I know the book as a whole is written months or years in advance but you're telling me that it is completely impossible for the Okudas to make any kind of last minute changes two or three months prior to the release of their publications? Even a small little entry like that? If you tell me yes, cuz you're the fucking expert writer here then ok fine I can accept that, no problem. For someone that doesn't work in the publishing field, I wouldn't know that. I would've guessed you can still make some limited changes here and there even if the main part of the book is written months ago.
 
So it's quite absurd to compare yourself to Odo. Odo actually knows how to make deductions from the evidence. You are willfully ignoring conclusive evidence because it doesn't fit your bizarre conspiracy theory.
No need to be a fucking douche just cuz I don't take all the shit you say as "conclusive evidence" right off the bat.
One of these posts is being critical of the content of the post to which it is a reply. The other is attacking the person for being critical of said content.

The first is acceptable; the second is not.

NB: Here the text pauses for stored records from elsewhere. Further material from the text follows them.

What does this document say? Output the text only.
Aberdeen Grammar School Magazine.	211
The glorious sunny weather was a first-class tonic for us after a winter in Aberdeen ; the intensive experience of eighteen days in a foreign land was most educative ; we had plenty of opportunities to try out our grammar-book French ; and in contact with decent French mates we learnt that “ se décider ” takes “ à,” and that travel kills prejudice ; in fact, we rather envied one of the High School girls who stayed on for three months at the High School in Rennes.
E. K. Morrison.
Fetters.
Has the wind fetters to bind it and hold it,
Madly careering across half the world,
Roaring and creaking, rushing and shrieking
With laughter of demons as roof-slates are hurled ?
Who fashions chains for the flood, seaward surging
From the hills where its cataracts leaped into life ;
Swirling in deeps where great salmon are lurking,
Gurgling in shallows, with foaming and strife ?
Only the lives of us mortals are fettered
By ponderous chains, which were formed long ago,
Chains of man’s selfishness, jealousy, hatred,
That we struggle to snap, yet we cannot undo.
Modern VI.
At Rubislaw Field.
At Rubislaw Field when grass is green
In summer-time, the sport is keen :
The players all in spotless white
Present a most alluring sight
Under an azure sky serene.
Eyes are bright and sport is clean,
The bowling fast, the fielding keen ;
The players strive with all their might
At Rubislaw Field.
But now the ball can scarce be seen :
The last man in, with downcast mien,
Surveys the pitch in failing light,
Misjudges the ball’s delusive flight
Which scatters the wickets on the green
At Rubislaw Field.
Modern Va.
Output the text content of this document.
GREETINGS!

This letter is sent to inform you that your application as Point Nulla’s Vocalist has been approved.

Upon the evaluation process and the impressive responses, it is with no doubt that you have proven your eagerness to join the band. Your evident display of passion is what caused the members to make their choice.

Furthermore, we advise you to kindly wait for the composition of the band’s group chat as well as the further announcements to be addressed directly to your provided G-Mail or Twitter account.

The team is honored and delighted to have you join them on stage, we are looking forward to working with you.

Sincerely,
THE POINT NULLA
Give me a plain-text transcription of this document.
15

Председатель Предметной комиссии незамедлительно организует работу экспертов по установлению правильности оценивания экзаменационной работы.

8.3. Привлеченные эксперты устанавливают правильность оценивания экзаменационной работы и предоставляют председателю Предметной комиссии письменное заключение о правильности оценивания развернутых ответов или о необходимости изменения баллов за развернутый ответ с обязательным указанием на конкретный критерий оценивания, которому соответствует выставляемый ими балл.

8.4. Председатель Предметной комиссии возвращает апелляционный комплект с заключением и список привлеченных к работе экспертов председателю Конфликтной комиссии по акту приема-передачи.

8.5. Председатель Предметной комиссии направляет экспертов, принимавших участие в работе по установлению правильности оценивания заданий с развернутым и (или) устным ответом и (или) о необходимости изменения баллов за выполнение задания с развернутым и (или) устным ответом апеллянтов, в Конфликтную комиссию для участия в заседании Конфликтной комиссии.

Tear apart the substance of what someone says, if you want, but never attack the person for saying it.
 
I didn't take Pegg's comment literally- I don't analyze them from a sci-fi perspective. I thought he was saying, in this crazy multiverse we all live in, we can be gay or straight and maybe in one timeline there's a gay version or us and in another there's a straight version of us. I wouldn't take that fairly abstract statement as gospel that the changes we see in the Kelvin timeline aren't all post-Nerada.
 
Now we know the setting of Discovery (around 2255 Prime), I'd say it's definitely future-proofing Trek against inevitable conflicting details which couldn't be explained away with a 2233 divergence point. Many headaches are saved.